Etwas weiter die Winterberger Hauptstraße hinunter, liegt das Schreibwarengeschäft Galeriedel. Besitzerin Gisela Riedel seufzt. Die 66-Jährige betreibt mit viel Liebe ihren Laden. Service sei ihr besonder wichtig. So könne hier jedes Schulkind den ersten Füller erst einmal selbst ausprobieren, sagt sie. Das koste Zeit. Und die sei besonders mit Einführung von 2G noch viel begrenzter. „Ich bin alleine im Laden. Das kann dann schon ganz schön anstrengend sein“, so Riedel. Zum Glück würde sich auch der Großteil der Kunden sehr positiv gegenüber ihr verhalten. Doch auch sie erlebe hin und wieder unangenehme Reaktionen der Kunden. „Die Stimmung ist schlecht. Die Leute sind wegen Corona einfach platt. Und wenn dann noch das Wetter so mies ist, wie in den vergangenen Tagen, ist das für uns alle nicht gut“, sagt sie.

IHK kritisiert aktuelle Regelungen scharf

Dass die Situation besonders beim Einzelhandel gerade im Keller ist, bestätigt Stephan Britten von der Industrie und Handelskammer Arnsberg (IHK).

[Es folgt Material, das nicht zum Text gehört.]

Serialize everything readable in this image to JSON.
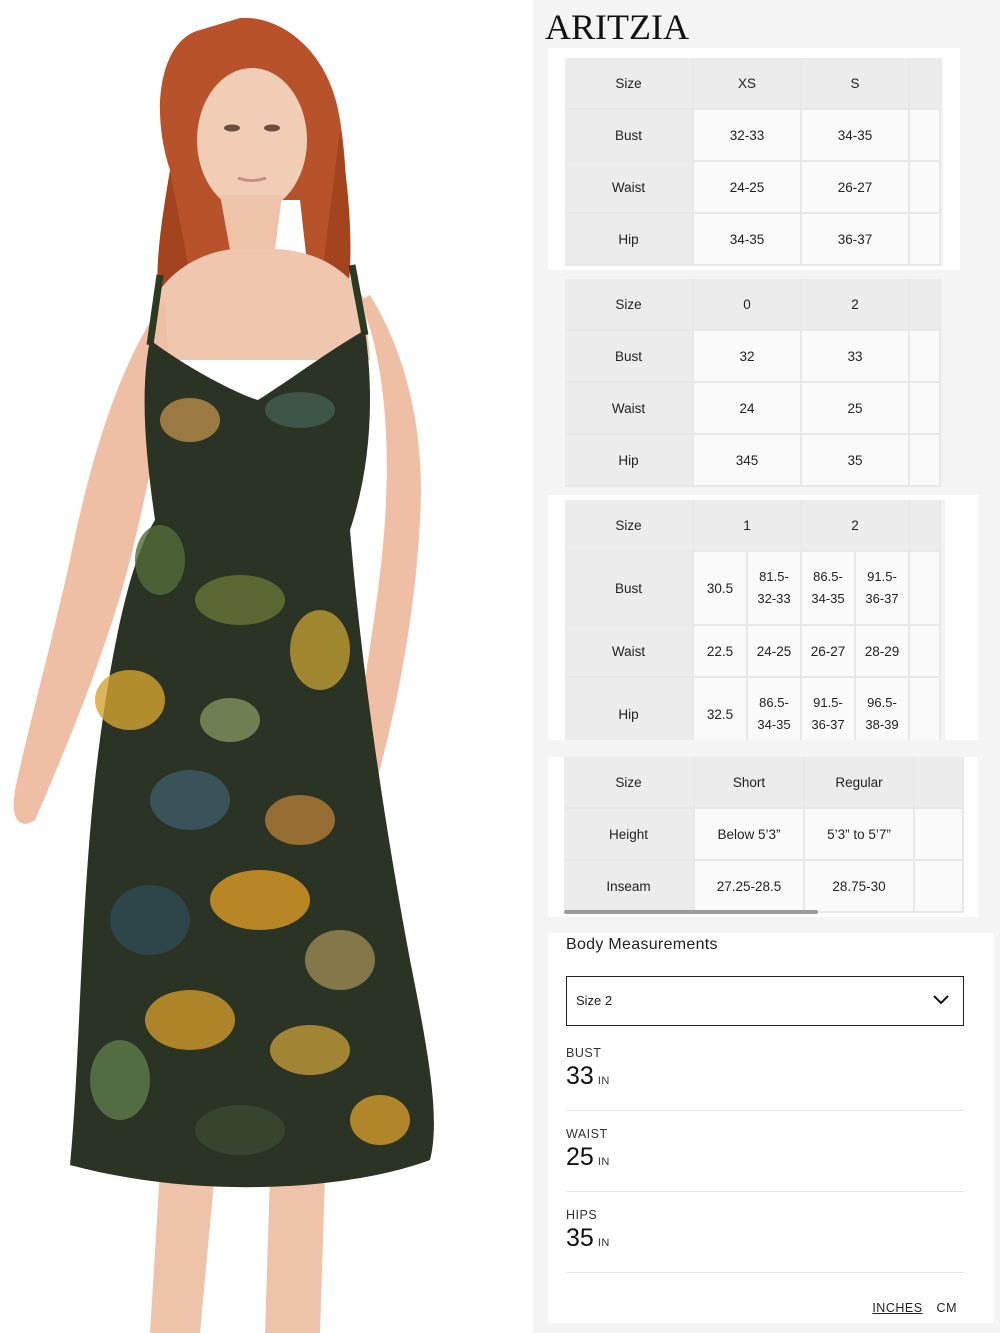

Als Referent für Tourismus und Handel hat er eine klare Forderung an die NRW-Landesregierung: „Auf die verbesserte Situation muss man auch reagieren“, sagt er. Die Inzidenz steige zwar, aber die Hospitalisierungsrate sei schließlich weiterhin niedrig. Der Einzelhandel besonders in Grenzregionen sei darüber „frustriert“, wenn beispielsweise jetzt in Hessen die 2G-Regelung dort im Einzelhandel nicht mehr gelte. Hier müsse der Gesetzgeber hinsichtlich einer Gleichbehandlung agieren, so Britten. Die aktuelle Coronaschutzverordnung laufe am Mittwoch, 9. Februar, aus. Jetzt sei man gespannt, ob die Politik auf die aktuelle Situation angemessen reagiere. „Im Lebensmittelhandel funktioniert es auch ganz gut ohne 2G. Warum soll das im Einzelhandel anders sein?“, so Britten.